Broadcasters should consider stocking digital-TV-to-analog converter boxes themselves and be ready to give them out free-of-charge to viewers who need them as a "stopgap measure" for over-the air viewers.
That was one of the suggestions from acting National Telecommunications and Information Administration head Meredith Attwell Baker at an Association for Maximum Service Television (MSTV) DTV summit in Washington, D.C., Monday.
She was offering up some of the lessons learned from the DTV test in Wilmington, N.C., where the plug was pulled early on analog TV Sept. 8.
Baker pointed out that broadcasters could put their station logos on the boxes, which would allow them to build brand awareness while they were helping out.
Baker had several suggestions. She said broadcasters should also make a point of including their own station phone numbers on DTV-education messages online and on-air to make sure they are a local point of contact for viewers who need help with reception or connection issues. "There is no better local source of expertise and knowledge about preparing for the DTV transition than a nearby broadcast-television station,” she said.
At a separate session, National Association of Broadcasters president David Rehr stumped for a government-run national call center to answer viewer questions, saying that would help the transition to run more smoothly.
Baker called so-called soft analog-cutoff tests "creative and useful" but urged broadcasters to be more creative with the tests and make them longer.
That was echoed at a separate session by Eloise Gore, associate chief of the Federal Communications Commission's Media Bureau. She said the FCC was working with broadcasters to coordinate the soft cutoff tests, and it was important to conduct the tests several times per day, and for more that several minutes at a time.
She added to look for the FCC to come out with some suggestions on best practices for those tests, although she pointed out that stations don't need the FCC's permission to conduct them.
William Check of the National Cable & Telecommunications Association said one problem with the soft tests was that if a cable operator gets the station signal over-the-air, analog cable viewers will see the same snow and message that they aren't prepared for the transition as analog-only over-the-air viewers get, which is wrong.

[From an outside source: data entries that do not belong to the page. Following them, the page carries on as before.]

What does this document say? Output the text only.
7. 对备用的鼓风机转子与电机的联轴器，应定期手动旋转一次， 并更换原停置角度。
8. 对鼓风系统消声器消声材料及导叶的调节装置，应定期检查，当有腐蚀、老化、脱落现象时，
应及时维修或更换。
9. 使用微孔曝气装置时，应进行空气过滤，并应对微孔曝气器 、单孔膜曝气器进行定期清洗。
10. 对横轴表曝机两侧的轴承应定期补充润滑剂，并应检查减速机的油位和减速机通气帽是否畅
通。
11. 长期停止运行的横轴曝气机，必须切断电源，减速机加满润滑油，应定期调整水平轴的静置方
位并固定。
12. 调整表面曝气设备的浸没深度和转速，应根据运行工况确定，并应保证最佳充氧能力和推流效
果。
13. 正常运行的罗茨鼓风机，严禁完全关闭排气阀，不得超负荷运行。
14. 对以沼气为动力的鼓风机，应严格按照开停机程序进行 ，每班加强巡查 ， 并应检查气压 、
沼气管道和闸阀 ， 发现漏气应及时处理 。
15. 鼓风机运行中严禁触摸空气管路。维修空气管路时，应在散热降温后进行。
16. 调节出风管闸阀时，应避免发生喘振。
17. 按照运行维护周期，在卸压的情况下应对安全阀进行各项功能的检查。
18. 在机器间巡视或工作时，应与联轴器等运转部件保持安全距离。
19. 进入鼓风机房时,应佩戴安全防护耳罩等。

He added that broadcasters should include a note that cable subscribers are getting the test graphic, so "they don't have to worry."
The FCC and stations got the most viewer calls in Wilmington over issues of reception and hooking up converter boxes or scanning for new channels. Baker said the takeaway for various stakeholders was to refine the educational message to talk about the technical challenges, including antenna needs, service contours and scanning.
Helping viewers to deal with the logistics of setting up boxes, rescanning for channels or understanding whether or not they would need a new antenna appear to have been some of the key lessons learned from Wilmington, although Rudy Brioche, aide to FCC commissioner Jonathan Adelstein, told the MSTV crowd that rather than lessons learned, it was dealing with issues the FCC had been avoiding and his boss had been talking about.